De nom de famille Ma (马), le moine Kezhi est originaire de Gaoqiu 高丘, dans le Fanyang (aujourd’hui Zhuozhou), dans la province du Hebei. Il vit vers le début du règne de l’empereur Zhaozong de la dynastie Tang, pendant l’ère Tianyou. Sous le règne de l’empereur Zhaozong des Tang, vers l’ère Qianning (894-898), il présente des poèmes à la cour et reçoit l’honneur d’une robe monastique violette[1].

Plus tard, sous les Tang postérieurs, l’empereur Mingzong[a 1] le nomme abbé du temple Changshou du comté de Luojing (la capitale orientale) (aujourd’hui Luoyang) et lui confère le titre honorifique maître Wenzhi (文智大师 : littéralement « grand  Maître de la culture et de la sagesse »)[2]. Kezhi fait partie des poètes-moines éminents et célébrés à la cour dans la seconde moitié du IXe siècle tels que Yuanfu et Qibai[3].

Poésie

Kezhi excelle dans la composition de poèmes en forme régulière (poésie classique régulée) (律诗), tandis que ses quatrains (绝句) sont peu nombreux. Parmi les thèmes abordés dans ses poèmes, se trouvent des lamentations pour le sort des « poètes »[4]p. 396.

Œuvres

  • 全唐詩 (Poésies complètes des Tang) : cette anthologie contient neuf poèmes de Kezhi[5]vol. 825.
  • Recueil des Trois Monts (三山集) : les poèmes de Kezhi ont été rassemblés dans ce recueil dont des exemplaires ont été transmis jusqu’à nos jours

Poème

Son œuvre représentative est le poème ci-dessous, régulier en sept caractères composé à la fin de la dynastie Tang et au début de la période des Cinq Dynasties.

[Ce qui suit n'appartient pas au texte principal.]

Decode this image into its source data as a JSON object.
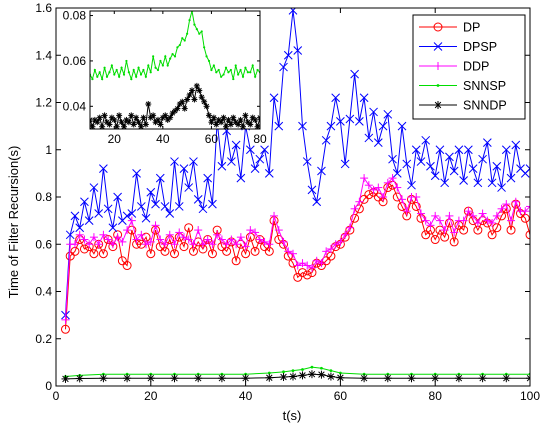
{
  "chart_data": {
    "type": "line",
    "xlabel": "t(s)",
    "ylabel": "Time of Filter Recursion(s)",
    "xlim": [
      0,
      100
    ],
    "ylim": [
      0,
      1.6
    ],
    "xticks": [
      "0",
      "20",
      "40",
      "60",
      "80",
      "100"
    ],
    "yticks": [
      "0",
      "0.2",
      "0.4",
      "0.6",
      "0.8",
      "1",
      "1.2",
      "1.4",
      "1.6"
    ],
    "legend_position": "top-right",
    "series": [
      {
        "name": "DP",
        "color": "#ff0000",
        "marker": "circle",
        "x": [
          2,
          3,
          4,
          5,
          6,
          7,
          8,
          9,
          10,
          11,
          12,
          13,
          14,
          15,
          16,
          17,
          18,
          19,
          20,
          21,
          22,
          23,
          24,
          25,
          26,
          27,
          28,
          29,
          30,
          31,
          32,
          33,
          34,
          35,
          36,
          37,
          38,
          39,
          40,
          41,
          42,
          43,
          44,
          45,
          46,
          47,
          48,
          49,
          50,
          51,
          52,
          53,
          54,
          55,
          56,
          57,
          58,
          59,
          60,
          61,
          62,
          63,
          64,
          65,
          66,
          67,
          68,
          69,
          70,
          71,
          72,
          73,
          74,
          75,
          76,
          77,
          78,
          79,
          80,
          81,
          82,
          83,
          84,
          85,
          86,
          87,
          88,
          89,
          90,
          91,
          92,
          93,
          94,
          95,
          96,
          97,
          98,
          99,
          100
        ],
        "values": [
          0.24,
          0.55,
          0.57,
          0.62,
          0.58,
          0.59,
          0.56,
          0.6,
          0.56,
          0.62,
          0.59,
          0.64,
          0.53,
          0.51,
          0.66,
          0.6,
          0.6,
          0.63,
          0.56,
          0.66,
          0.59,
          0.57,
          0.62,
          0.56,
          0.63,
          0.59,
          0.67,
          0.57,
          0.61,
          0.58,
          0.62,
          0.56,
          0.66,
          0.59,
          0.57,
          0.61,
          0.53,
          0.6,
          0.56,
          0.63,
          0.57,
          0.62,
          0.59,
          0.57,
          0.7,
          0.62,
          0.6,
          0.55,
          0.52,
          0.46,
          0.48,
          0.47,
          0.48,
          0.52,
          0.51,
          0.53,
          0.55,
          0.59,
          0.6,
          0.63,
          0.66,
          0.71,
          0.75,
          0.79,
          0.81,
          0.82,
          0.8,
          0.78,
          0.84,
          0.85,
          0.8,
          0.76,
          0.72,
          0.79,
          0.76,
          0.71,
          0.64,
          0.66,
          0.62,
          0.66,
          0.63,
          0.69,
          0.61,
          0.68,
          0.66,
          0.74,
          0.7,
          0.66,
          0.7,
          0.69,
          0.64,
          0.67,
          0.72,
          0.75,
          0.66,
          0.77,
          0.73,
          0.71,
          0.64
        ]
      },
      {
        "name": "DPSP",
        "color": "#0000ff",
        "marker": "x",
        "x": [
          2,
          3,
          4,
          5,
          6,
          7,
          8,
          9,
          10,
          11,
          12,
          13,
          14,
          15,
          16,
          17,
          18,
          19,
          20,
          21,
          22,
          23,
          24,
          25,
          26,
          27,
          28,
          29,
          30,
          31,
          32,
          33,
          34,
          35,
          36,
          37,
          38,
          39,
          40,
          41,
          42,
          43,
          44,
          45,
          46,
          47,
          48,
          49,
          50,
          51,
          52,
          53,
          54,
          55,
          56,
          57,
          58,
          59,
          60,
          61,
          62,
          63,
          64,
          65,
          66,
          67,
          68,
          69,
          70,
          71,
          72,
          73,
          74,
          75,
          76,
          77,
          78,
          79,
          80,
          81,
          82,
          83,
          84,
          85,
          86,
          87,
          88,
          89,
          90,
          91,
          92,
          93,
          94,
          95,
          96,
          97,
          98,
          99,
          100
        ],
        "values": [
          0.3,
          0.64,
          0.72,
          0.67,
          0.78,
          0.7,
          0.84,
          0.73,
          0.92,
          0.75,
          0.67,
          0.8,
          0.7,
          0.72,
          0.73,
          0.9,
          0.76,
          0.71,
          0.82,
          0.77,
          0.88,
          0.76,
          0.73,
          0.95,
          0.76,
          0.92,
          0.84,
          0.95,
          0.79,
          0.75,
          0.88,
          0.77,
          1.12,
          0.93,
          1.08,
          0.95,
          1.02,
          0.88,
          1.1,
          1.0,
          0.92,
          0.96,
          1.0,
          0.9,
          1.22,
          1.1,
          1.35,
          1.4,
          1.59,
          1.42,
          1.1,
          0.95,
          0.83,
          0.78,
          0.91,
          1.04,
          1.1,
          1.22,
          1.12,
          0.94,
          1.13,
          1.32,
          1.12,
          1.22,
          1.05,
          1.16,
          1.03,
          1.1,
          1.15,
          0.96,
          0.9,
          1.1,
          0.94,
          0.85,
          1.0,
          0.95,
          1.04,
          0.93,
          0.89,
          1.0,
          0.86,
          0.97,
          0.91,
          1.0,
          0.87,
          1.0,
          0.92,
          0.86,
          0.96,
          1.03,
          0.86,
          0.93,
          0.84,
          1.0,
          0.88,
          1.02,
          0.92,
          0.9,
          0.92
        ]
      },
      {
        "name": "DDP",
        "color": "#ff00ff",
        "marker": "plus",
        "x": [
          2,
          3,
          4,
          5,
          6,
          7,
          8,
          9,
          10,
          11,
          12,
          13,
          14,
          15,
          16,
          17,
          18,
          19,
          20,
          21,
          22,
          23,
          24,
          25,
          26,
          27,
          28,
          29,
          30,
          31,
          32,
          33,
          34,
          35,
          36,
          37,
          38,
          39,
          40,
          41,
          42,
          43,
          44,
          45,
          46,
          47,
          48,
          49,
          50,
          51,
          52,
          53,
          54,
          55,
          56,
          57,
          58,
          59,
          60,
          61,
          62,
          63,
          64,
          65,
          66,
          67,
          68,
          69,
          70,
          71,
          72,
          73,
          74,
          75,
          76,
          77,
          78,
          79,
          80,
          81,
          82,
          83,
          84,
          85,
          86,
          87,
          88,
          89,
          90,
          91,
          92,
          93,
          94,
          95,
          96,
          97,
          98,
          99,
          100
        ],
        "values": [
          0.28,
          0.6,
          0.6,
          0.64,
          0.62,
          0.6,
          0.63,
          0.6,
          0.64,
          0.62,
          0.6,
          0.63,
          0.61,
          0.66,
          0.7,
          0.62,
          0.64,
          0.6,
          0.61,
          0.68,
          0.62,
          0.6,
          0.64,
          0.6,
          0.65,
          0.63,
          0.62,
          0.6,
          0.66,
          0.6,
          0.62,
          0.6,
          0.64,
          0.62,
          0.6,
          0.62,
          0.6,
          0.63,
          0.59,
          0.66,
          0.65,
          0.62,
          0.61,
          0.6,
          0.72,
          0.66,
          0.61,
          0.57,
          0.56,
          0.51,
          0.52,
          0.51,
          0.5,
          0.53,
          0.52,
          0.57,
          0.58,
          0.6,
          0.61,
          0.64,
          0.67,
          0.75,
          0.78,
          0.88,
          0.85,
          0.83,
          0.84,
          0.8,
          0.86,
          0.88,
          0.84,
          0.79,
          0.74,
          0.8,
          0.8,
          0.73,
          0.7,
          0.68,
          0.72,
          0.7,
          0.66,
          0.72,
          0.65,
          0.7,
          0.7,
          0.74,
          0.72,
          0.69,
          0.73,
          0.7,
          0.69,
          0.72,
          0.75,
          0.77,
          0.7,
          0.78,
          0.74,
          0.74,
          0.76
        ]
      },
      {
        "name": "SNNSP",
        "color": "#00dd00",
        "marker": "dot",
        "x": [
          2,
          5,
          10,
          15,
          20,
          25,
          30,
          35,
          40,
          45,
          48,
          50,
          52,
          54,
          56,
          58,
          60,
          65,
          70,
          75,
          80,
          85,
          90,
          95,
          100
        ],
        "values": [
          0.04,
          0.045,
          0.05,
          0.05,
          0.05,
          0.05,
          0.05,
          0.05,
          0.05,
          0.055,
          0.06,
          0.065,
          0.07,
          0.08,
          0.075,
          0.065,
          0.055,
          0.05,
          0.05,
          0.05,
          0.05,
          0.05,
          0.05,
          0.05,
          0.05
        ]
      },
      {
        "name": "SNNDP",
        "color": "#000000",
        "marker": "asterisk",
        "x": [
          2,
          5,
          10,
          15,
          20,
          25,
          30,
          35,
          40,
          45,
          48,
          50,
          52,
          54,
          56,
          58,
          60,
          65,
          70,
          75,
          80,
          85,
          90,
          95,
          100
        ],
        "values": [
          0.03,
          0.032,
          0.033,
          0.033,
          0.033,
          0.033,
          0.033,
          0.033,
          0.033,
          0.035,
          0.038,
          0.04,
          0.045,
          0.05,
          0.048,
          0.04,
          0.035,
          0.033,
          0.033,
          0.033,
          0.033,
          0.033,
          0.033,
          0.033,
          0.033
        ]
      }
    ],
    "inset": {
      "xlim": [
        10,
        80
      ],
      "ylim": [
        0.03,
        0.082
      ],
      "xticks": [
        "20",
        "40",
        "60",
        "80"
      ],
      "yticks": [
        "0.04",
        "0.06",
        "0.08"
      ],
      "series": [
        {
          "name": "SNNSP",
          "color": "#00dd00",
          "marker": "dot",
          "x": [
            10,
            11,
            12,
            13,
            14,
            15,
            16,
            17,
            18,
            19,
            20,
            21,
            22,
            23,
            24,
            25,
            26,
            27,
            28,
            29,
            30,
            31,
            32,
            33,
            34,
            35,
            36,
            37,
            38,
            39,
            40,
            41,
            42,
            43,
            44,
            45,
            46,
            47,
            48,
            49,
            50,
            51,
            52,
            53,
            54,
            55,
            56,
            57,
            58,
            59,
            60,
            61,
            62,
            63,
            64,
            65,
            66,
            67,
            68,
            69,
            70,
            71,
            72,
            73,
            74,
            75,
            76,
            77,
            78,
            79,
            80
          ],
          "values": [
            0.054,
            0.052,
            0.056,
            0.053,
            0.055,
            0.052,
            0.057,
            0.053,
            0.055,
            0.058,
            0.054,
            0.056,
            0.053,
            0.057,
            0.054,
            0.06,
            0.055,
            0.052,
            0.056,
            0.053,
            0.057,
            0.054,
            0.056,
            0.053,
            0.058,
            0.055,
            0.062,
            0.057,
            0.056,
            0.06,
            0.058,
            0.062,
            0.058,
            0.061,
            0.063,
            0.062,
            0.066,
            0.067,
            0.07,
            0.069,
            0.072,
            0.078,
            0.082,
            0.076,
            0.074,
            0.072,
            0.073,
            0.066,
            0.062,
            0.06,
            0.056,
            0.058,
            0.055,
            0.056,
            0.053,
            0.054,
            0.057,
            0.055,
            0.056,
            0.052,
            0.058,
            0.054,
            0.056,
            0.053,
            0.057,
            0.055,
            0.055,
            0.058,
            0.053,
            0.056,
            0.055
          ]
        },
        {
          "name": "SNNDP",
          "color": "#000000",
          "marker": "asterisk",
          "x": [
            10,
            11,
            12,
            13,
            14,
            15,
            16,
            17,
            18,
            19,
            20,
            21,
            22,
            23,
            24,
            25,
            26,
            27,
            28,
            29,
            30,
            31,
            32,
            33,
            34,
            35,
            36,
            37,
            38,
            39,
            40,
            41,
            42,
            43,
            44,
            45,
            46,
            47,
            48,
            49,
            50,
            51,
            52,
            53,
            54,
            55,
            56,
            57,
            58,
            59,
            60,
            61,
            62,
            63,
            64,
            65,
            66,
            67,
            68,
            69,
            70,
            71,
            72,
            73,
            74,
            75,
            76,
            77,
            78,
            79,
            80
          ],
          "values": [
            0.034,
            0.031,
            0.034,
            0.033,
            0.035,
            0.031,
            0.036,
            0.033,
            0.032,
            0.035,
            0.034,
            0.031,
            0.036,
            0.033,
            0.031,
            0.034,
            0.033,
            0.036,
            0.032,
            0.035,
            0.033,
            0.031,
            0.035,
            0.032,
            0.041,
            0.035,
            0.036,
            0.033,
            0.034,
            0.032,
            0.035,
            0.036,
            0.034,
            0.035,
            0.037,
            0.038,
            0.039,
            0.041,
            0.042,
            0.039,
            0.043,
            0.045,
            0.047,
            0.043,
            0.049,
            0.047,
            0.044,
            0.042,
            0.04,
            0.036,
            0.033,
            0.035,
            0.032,
            0.034,
            0.033,
            0.035,
            0.031,
            0.034,
            0.032,
            0.035,
            0.033,
            0.032,
            0.034,
            0.031,
            0.036,
            0.033,
            0.032,
            0.035,
            0.034,
            0.031,
            0.035
          ]
        }
      ]
    }
  }
}
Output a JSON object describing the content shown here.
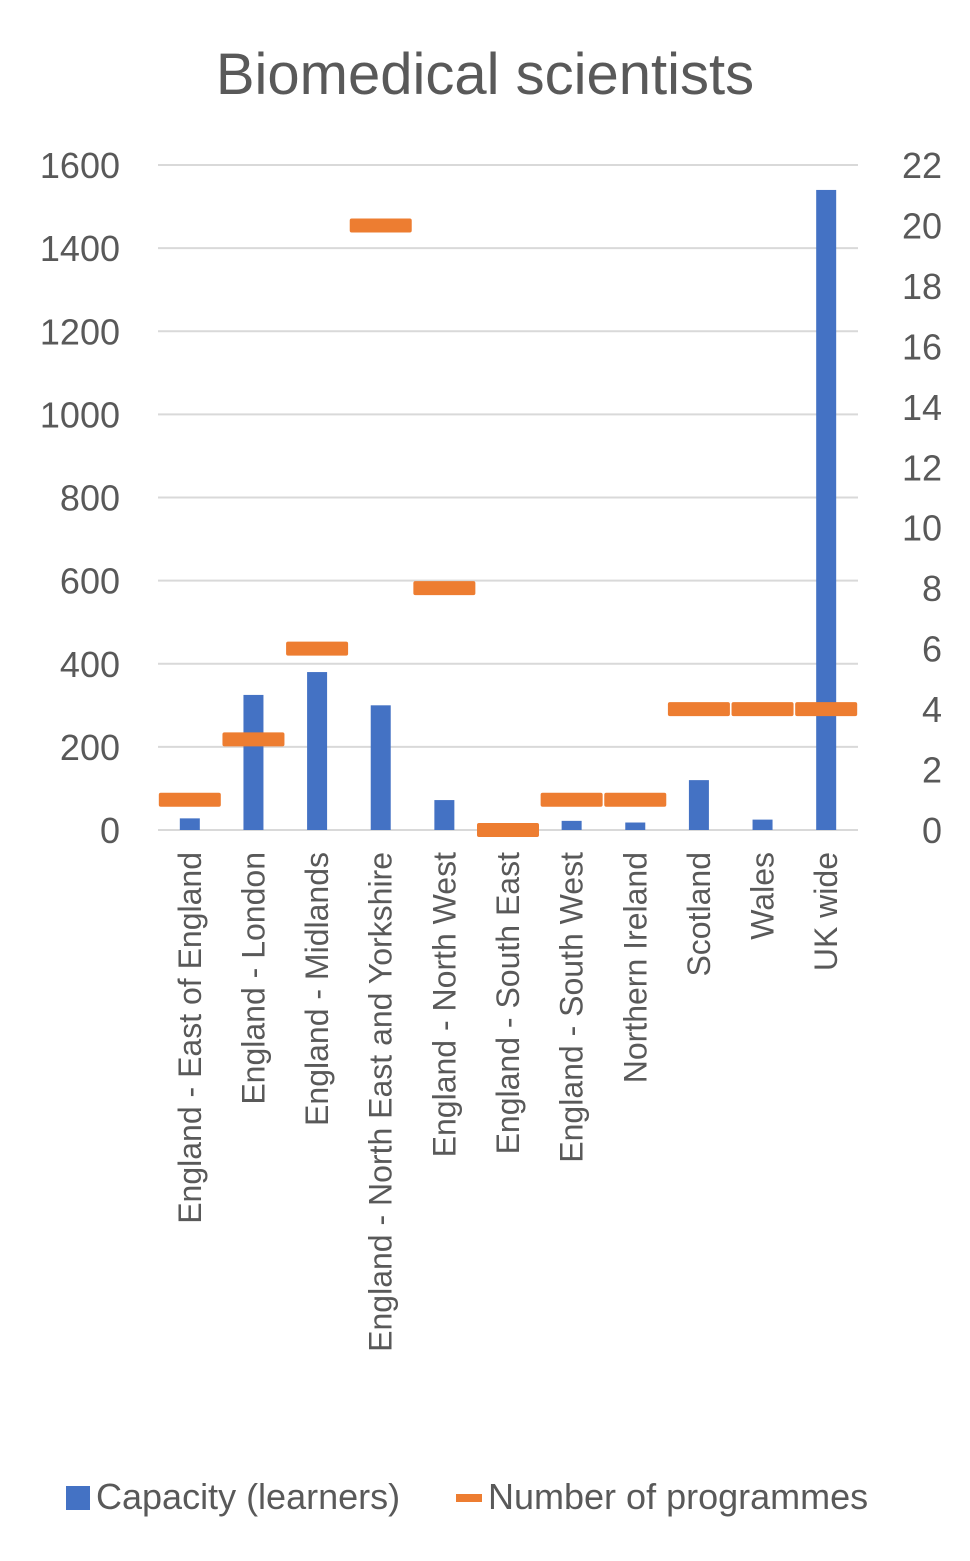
{
  "chart_data": {
    "type": "bar",
    "title": "Biomedical scientists",
    "categories": [
      "England - East of England",
      "England - London",
      "England - Midlands",
      "England - North East and Yorkshire",
      "England - North West",
      "England - South East",
      "England - South West",
      "Northern Ireland",
      "Scotland",
      "Wales",
      "UK wide"
    ],
    "series": [
      {
        "name": "Capacity (learners)",
        "type": "bar",
        "axis": "left",
        "color": "#4472c4",
        "values": [
          28,
          325,
          380,
          300,
          72,
          0,
          22,
          18,
          120,
          25,
          1540
        ]
      },
      {
        "name": "Number of programmes",
        "type": "marker",
        "axis": "right",
        "color": "#ed7d31",
        "values": [
          1,
          3,
          6,
          20,
          8,
          0,
          1,
          1,
          4,
          4,
          4
        ]
      }
    ],
    "y_left": {
      "min": 0,
      "max": 1600,
      "ticks": [
        "0",
        "200",
        "400",
        "600",
        "800",
        "1000",
        "1200",
        "1400",
        "1600"
      ]
    },
    "y_right": {
      "min": 0,
      "max": 22,
      "ticks": [
        "0",
        "2",
        "4",
        "6",
        "8",
        "10",
        "12",
        "14",
        "16",
        "18",
        "20",
        "22"
      ]
    },
    "grid": true,
    "legend_position": "bottom"
  }
}
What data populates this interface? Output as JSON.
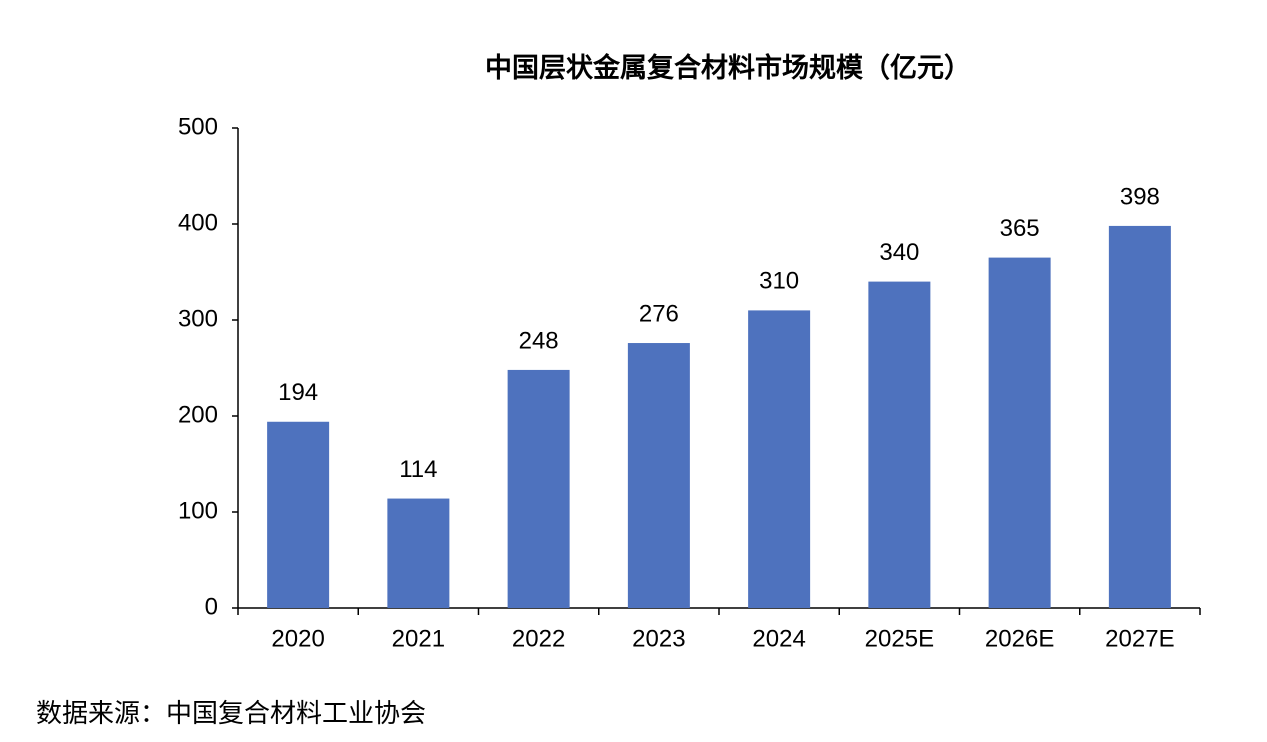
{
  "chart_data": {
    "type": "bar",
    "title": "中国层状金属复合材料市场规模（亿元）",
    "categories": [
      "2020",
      "2021",
      "2022",
      "2023",
      "2024",
      "2025E",
      "2026E",
      "2027E"
    ],
    "values": [
      194,
      114,
      248,
      276,
      310,
      340,
      365,
      398
    ],
    "color": "#4e72be",
    "ylim": [
      0,
      500
    ],
    "yticks": [
      0,
      100,
      200,
      300,
      400,
      500
    ],
    "grid": false
  },
  "source": "数据来源：中国复合材料工业协会"
}
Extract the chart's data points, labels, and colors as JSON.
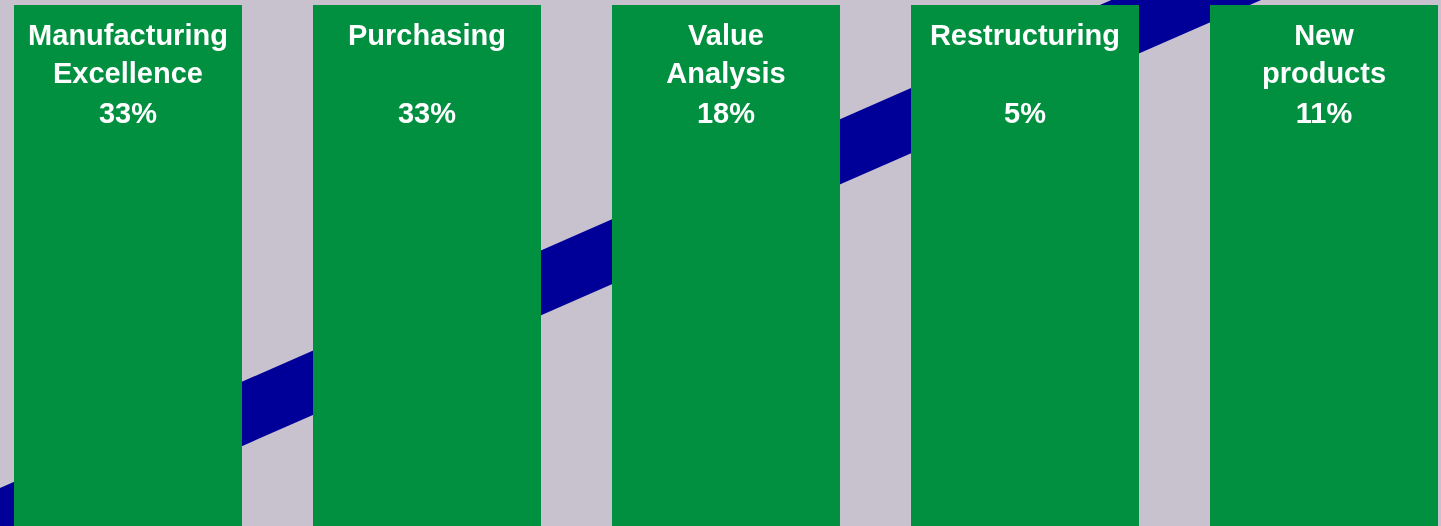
{
  "chart_data": {
    "type": "other",
    "categories": [
      "Manufacturing Excellence",
      "Purchasing",
      "Value Analysis",
      "Restructuring",
      "New products"
    ],
    "values": [
      33,
      33,
      18,
      5,
      11
    ],
    "value_labels": [
      "33%",
      "33%",
      "18%",
      "5%",
      "11%"
    ],
    "color": "#009040"
  }
}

Rencontre de la pluie au pavillon monastique » (精舍遇雨)

Chinois

空门寂寂淡吾身,
溪雨微微洗客尘。
卧向白云情未尽,
任他黄鸟醉芳春.

Traduction libre

La porte du vide est silencieuse, mon corps s’affaisse
La pluie du ruisseau lave la poussière du voyageur
Allongé face aux nuages blancs, mon sentiment n’est pas éteint,
Je laisse les orioles s’enivrer du printemps parfumé.